Che sensazione avete rispetto alla decisione dell’alta corte di Londra?
“Chi può dirlo. Quello che però si può e si deve raccontare è l’attenzione mediatica, anzi – più che mediatica – della società civile per questo caso.È diventata parte integrante della difesa di Assange. Solo in Italia abbiamo riempito più di 30 piazze: noi di Amnesty, insieme ai vari comitati Free Assange Italia, ma anche insieme a tantissimi liberi cittadini e cittadine. Persone indipendenti da qualsiasi organizzazione o associazione, ma che vedono in Assange un caso emblematico per cui scendere in piazza. Nei media mainstream invece non abbiamo visto così tanta attenzione”.
Perché la figura del fondatore di WikiLeaks ha assunto questa importanza simbolica? Perché smuove le piazze?

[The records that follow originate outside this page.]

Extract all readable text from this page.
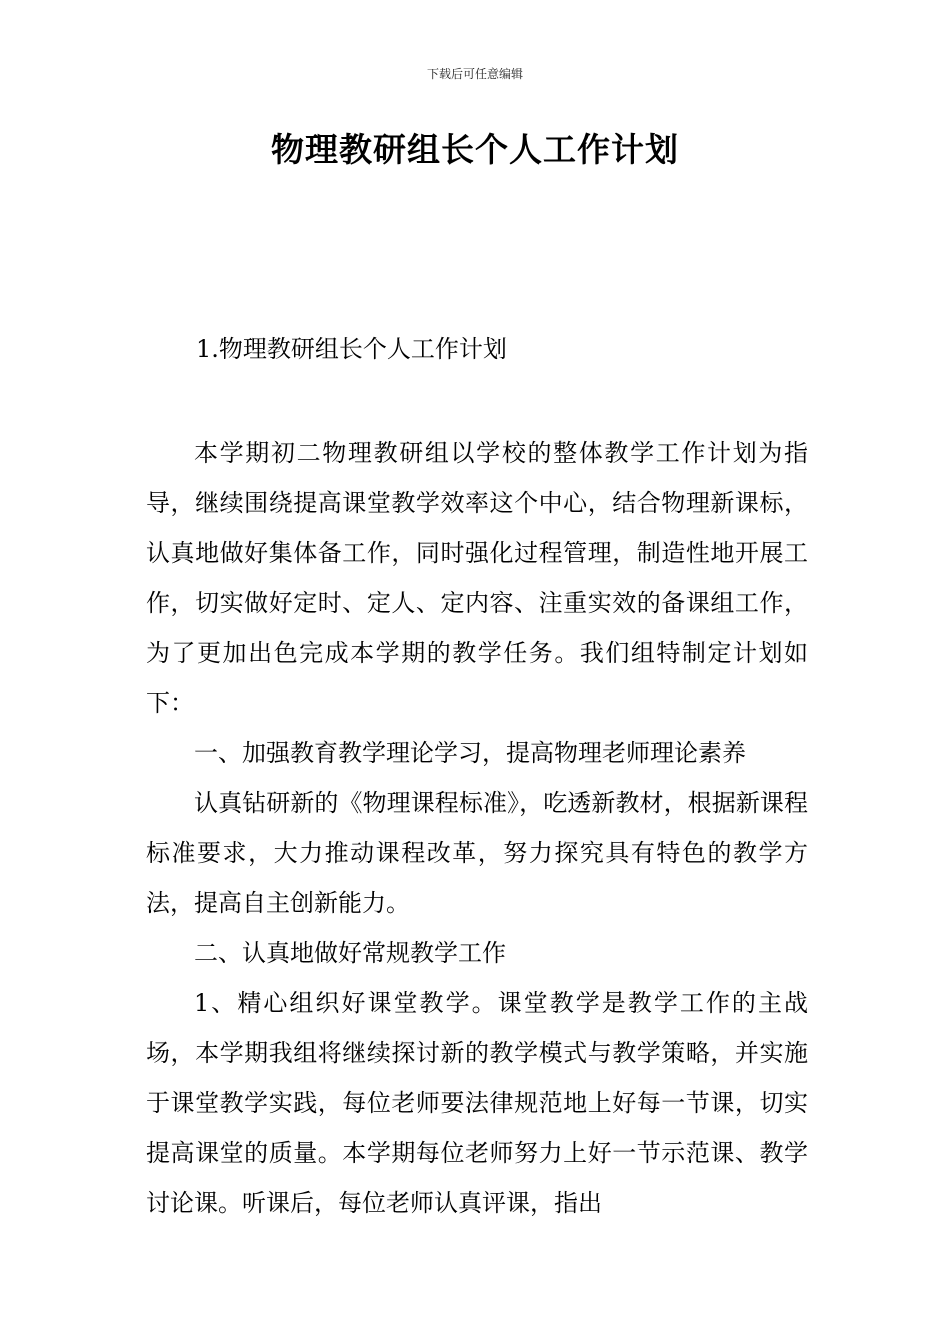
下载后可任意编辑
物理教研组长个人工作计划

1.物理教研组长个人工作计划

本学期初二物理教研组以学校的整体教学工作计划为指导，继续围绕提高课堂教学效率这个中心，结合物理新课标，认真地做好集体备工作，同时强化过程管理，制造性地开展工作，切实做好定时、定人、定内容、注重实效的备课组工作，为了更加出色完成本学期的教学任务。我们组特制定计划如下：

一、加强教育教学理论学习，提高物理老师理论素养

认真钻研新的《物理课程标准》，吃透新教材，根据新课程标准要求，大力推动课程改革，努力探究具有特色的教学方法，提高自主创新能力。

二、认真地做好常规教学工作

1、精心组织好课堂教学。课堂教学是教学工作的主战场，本学期我组将继续探讨新的教学模式与教学策略，并实施于课堂教学实践，每位老师要法律规范地上好每一节课，切实提高课堂的质量。本学期每位老师努力上好一节示范课、教学讨论课。听课后，每位老师认真评课，指出
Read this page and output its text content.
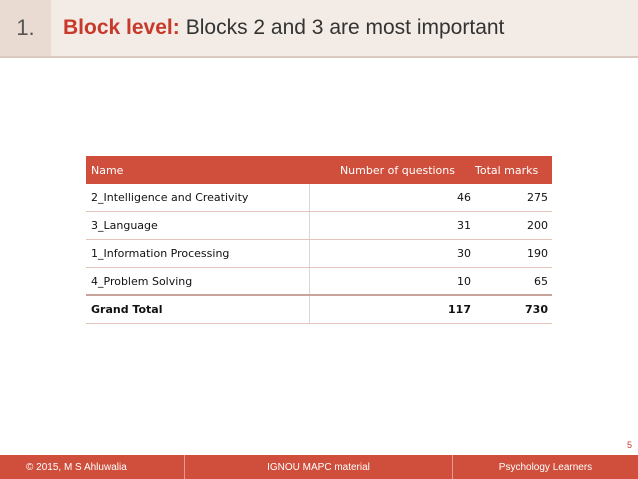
1.	Block level: Blocks 2 and 3 are most important
Name	Number of questions	Total marks
2_Intelligence and Creativity	46	275
3_Language	31	200
1_Information Processing	30	190
4_Problem Solving	10	65
Grand Total	117	730
5
© 2015, M S Ahluwalia	IGNOU MAPC material	Psychology Learners
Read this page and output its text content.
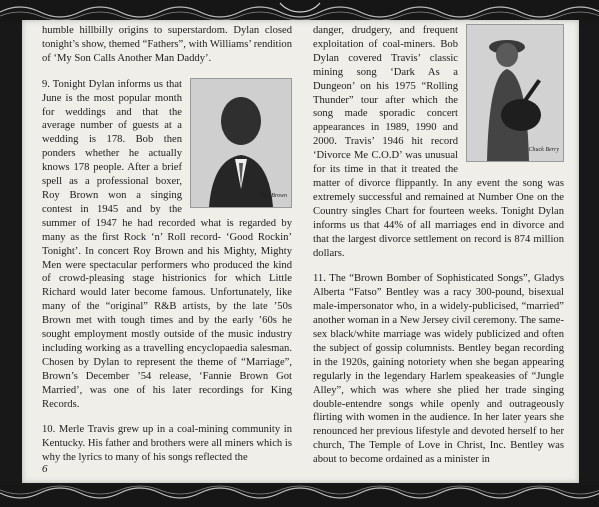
humble hillbilly origins to superstardom. Dylan closed tonight’s show, themed “Fathers”, with Williams’ rendition of ‘My Son Calls Another Man Daddy’.

Roy Brown

9. Tonight Dylan informs us that June is the most popular month for weddings and that the average number of guests at a wedding is 178. Bob then ponders whether he actually knows 178 people. After a brief spell as a professional boxer, Roy Brown won a singing contest in 1945 and by the summer of 1947 he had recorded what is regarded by many as the first Rock ‘n’ Roll record- ‘Good Rockin’ Tonight’. In concert Roy Brown and his Mighty, Mighty Men were spectacular performers who produced the kind of crowd-pleasing stage histrionics for which Little Richard would later become famous. Unfortunately, like many of the “original” R&B artists, by the late ’50s Brown met with tough times and by the early ’60s he sought employment mostly outside of the music industry including working as a travelling encyclopaedia salesman. Chosen by Dylan to represent the theme of “Marriage”, Brown’s December ’54 release, ‘Fannie Brown Got Married’, was one of his later recordings for King Records.

10. Merle Travis grew up in a coal-mining community in Kentucky. His father and brothers were all miners which is why the lyrics to many of his songs reflected the

Chuck Berry

danger, drudgery, and frequent exploitation of coal-miners. Bob Dylan covered Travis’ classic mining song ‘Dark As a Dungeon’ on his 1975 “Rolling Thunder” tour after which the song made sporadic concert appearances in 1989, 1990 and 2000. Travis’ 1946 hit record ‘Divorce Me C.O.D’ was unusual for its time in that it treated the matter of divorce flippantly. In any event the song was extremely successful and remained at Number One on the Country singles Chart for fourteen weeks. Tonight Dylan informs us that 44% of all marriages end in divorce and that the largest divorce settlement on record is 874 million dollars.

11. The “Brown Bomber of Sophisticated Songs”, Gladys Alberta “Fatso” Bentley was a racy 300-pound, bisexual male-impersonator who, in a widely-publicised, “married” another woman in a New Jersey civil ceremony. The same-sex black/white marriage was widely publicized and often the subject of gossip columnists. Bentley began recording in the 1920s, gaining notoriety when she began appearing regularly in the legendary Harlem speakeasies of “Jungle Alley”, which was where she plied her trade singing double-entendre songs while openly and outrageously flirting with women in the audience. In her later years she renounced her previous lifestyle and devoted herself to her church, The Temple of Love in Christ, Inc. Bentley was about to become ordained as a minister in

6
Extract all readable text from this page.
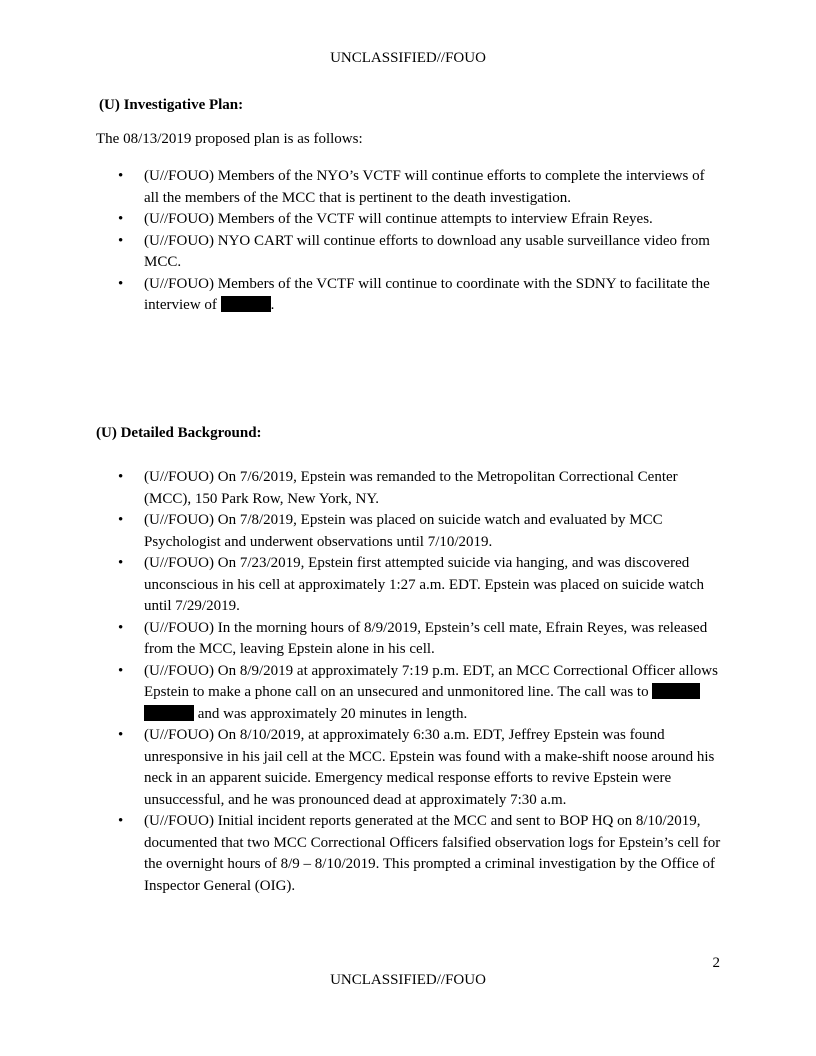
UNCLASSIFIED//FOUO
(U) Investigative Plan:
The 08/13/2019 proposed plan is as follows:
• (U//FOUO) Members of the NYO’s VCTF will continue efforts to complete the interviews of all the members of the MCC that is pertinent to the death investigation.
• (U//FOUO) Members of the VCTF will continue attempts to interview Efrain Reyes.
• (U//FOUO) NYO CART will continue efforts to download any usable surveillance video from MCC.
• (U//FOUO) Members of the VCTF will continue to coordinate with the SDNY to facilitate the interview of	.
(U) Detailed Background:
• (U//FOUO) On 7/6/2019, Epstein was remanded to the Metropolitan Correctional Center (MCC), 150 Park Row, New York, NY.
• (U//FOUO) On 7/8/2019, Epstein was placed on suicide watch and evaluated by MCC Psychologist and underwent observations until 7/10/2019.
• (U//FOUO) On 7/23/2019, Epstein first attempted suicide via hanging, and was discovered unconscious in his cell at approximately 1:27 a.m. EDT. Epstein was placed on suicide watch until 7/29/2019.
• (U//FOUO) In the morning hours of 8/9/2019, Epstein’s cell mate, Efrain Reyes, was released from the MCC, leaving Epstein alone in his cell.
• (U//FOUO) On 8/9/2019 at approximately 7:19 p.m. EDT, an MCC Correctional Officer allows Epstein to make a phone call on an unsecured and unmonitored line. The call was to   and was approximately 20 minutes in length.
• (U//FOUO) On 8/10/2019, at approximately 6:30 a.m. EDT, Jeffrey Epstein was found unresponsive in his jail cell at the MCC. Epstein was found with a make-shift noose around his neck in an apparent suicide. Emergency medical response efforts to revive Epstein were unsuccessful, and he was pronounced dead at approximately 7:30 a.m.
• (U//FOUO) Initial incident reports generated at the MCC and sent to BOP HQ on 8/10/2019, documented that two MCC Correctional Officers falsified observation logs for Epstein’s cell for the overnight hours of 8/9 – 8/10/2019. This prompted a criminal investigation by the Office of Inspector General (OIG).
2
UNCLASSIFIED//FOUO
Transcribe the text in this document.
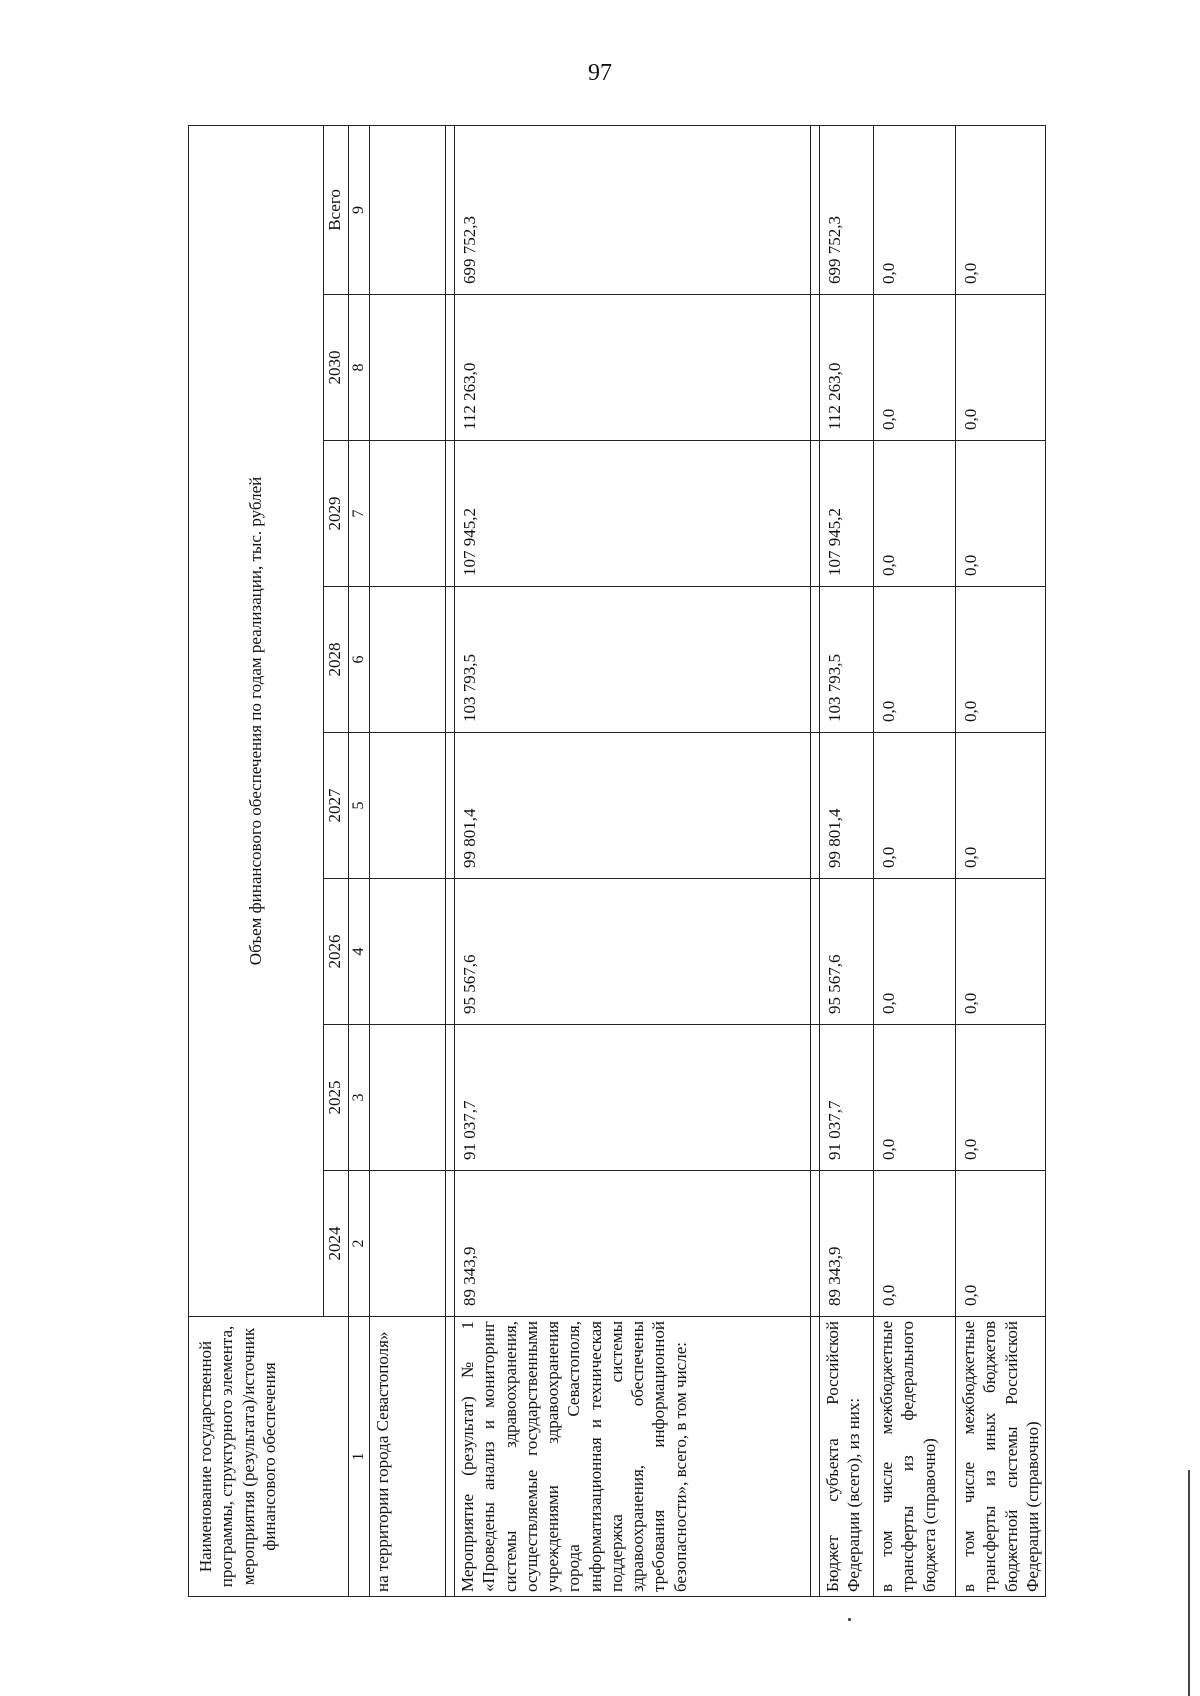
97
Наименование государственной программы, структурного элемента, мероприятия (результата)/источник финансового обеспечения	Объем финансового обеспечения по годам реализации, тыс. рублей							
	2024	2025	2026	2027	2028	2029	2030	Всего
1	2	3	4	5	6	7	8	9
на территории города Севастополя»								

Мероприятие (результат) № 1 «Проведены анализ и мониторинг системы здравоохранения, осуществляемые государственными учреждениями здравоохранения города Севастополя, информатизационная и техническая поддержка системы здравоохранения, обеспечены требования информационной безопасности», всего, в том числе:	89 343,9	91 037,7	95 567,6	99 801,4	103 793,5	107 945,2	112 263,0	699 752,3

Бюджет субъекта Российской Федерации (всего), из них:	89 343,9	91 037,7	95 567,6	99 801,4	103 793,5	107 945,2	112 263,0	699 752,3
в том числе межбюджетные трансферты из федерального бюджета (справочно)	0,0	0,0	0,0	0,0	0,0	0,0	0,0	0,0
в том числе межбюджетные трансферты из иных бюджетов бюджетной системы Российской Федерации (справочно)	0,0	0,0	0,0	0,0	0,0	0,0	0,0	0,0
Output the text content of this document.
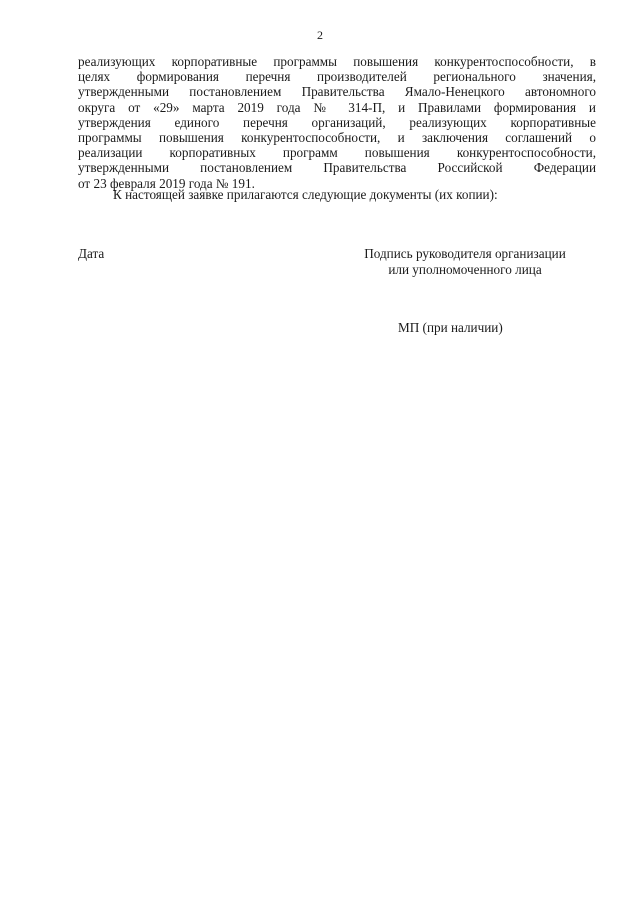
2
реализующих корпоративные программы повышения конкурентоспособности, в
целях формирования перечня производителей регионального значения,
утвержденными постановлением Правительства Ямало-Ненецкого автономного
округа от «29» марта 2019 года № 314-П, и Правилами формирования и
утверждения единого перечня организаций, реализующих корпоративные
программы повышения конкурентоспособности, и заключения соглашений о
реализации корпоративных программ повышения конкурентоспособности,
утвержденными постановлением Правительства Российской Федерации
от 23 февраля 2019 года № 191.
К настоящей заявке прилагаются следующие документы (их копии):
Дата	Подпись руководителя организации
или уполномоченного лица
МП (при наличии)
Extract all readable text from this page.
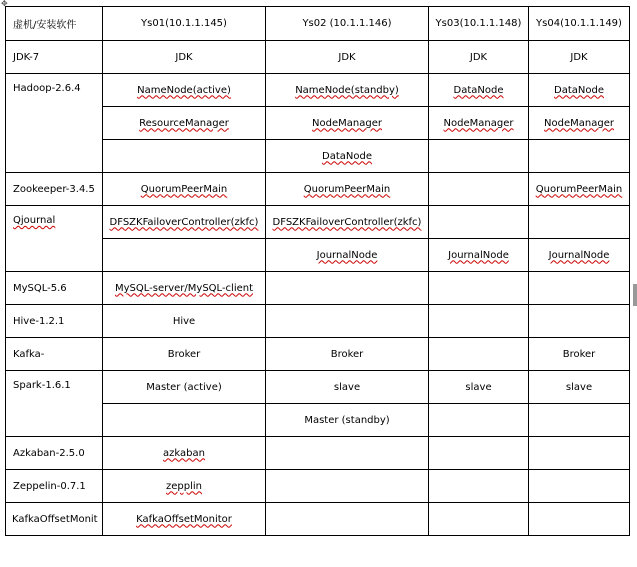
✥
虚机/安装软件	Ys01(10.1.1.145)	Ys02 (10.1.1.146)	Ys03(10.1.1.148)	Ys04(10.1.1.149)
JDK-7	JDK	JDK	JDK	JDK
Hadoop-2.6.4	NameNode(active)	NameNode(standby)	DataNode	DataNode
	ResourceManager	NodeManager	NodeManager	NodeManager
		DataNode		
Zookeeper-3.4.5	QuorumPeerMain	QuorumPeerMain		QuorumPeerMain
Qjournal	DFSZKFailoverController(zkfc)	DFSZKFailoverController(zkfc)		
		JournalNode	JournalNode	JournalNode
MySQL-5.6	MySQL-server/MySQL-client			
Hive-1.2.1	Hive			
Kafka-	Broker	Broker		Broker
Spark-1.6.1	Master (active)	slave	slave	slave
		Master (standby)		
Azkaban-2.5.0	azkaban			
Zeppelin-0.7.1	zepplin			
KafkaOffsetMonit	KafkaOffsetMonitor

“Secondo me perché la speranza è quella di poter ancora dare un significato alla parola giustizia. Julian Assange è in carcere per aver denunciato dei crimini di guerra. Se queste parole hanno ancora un significato, abbiamo bisogno di avere un Julian Assange libero. È l’idea di poter ancora credere in quei principi democratici di giustizia e rispetto del diritto internazionale”.
Cosa farà Amnesty International e cosa farà la società civile in caso di estradizione?
“Non ci fermeremo. Avremo bisogno di iniziare a lavorare in maniera ancora più massiccia con il Governo degli Stati Uniti. Un giornalista non può essere condannato con l’accusa di spionaggio semplicemente per aver fatto il suo lavoro per il bene della società. Questo principio non può essere seppellito”.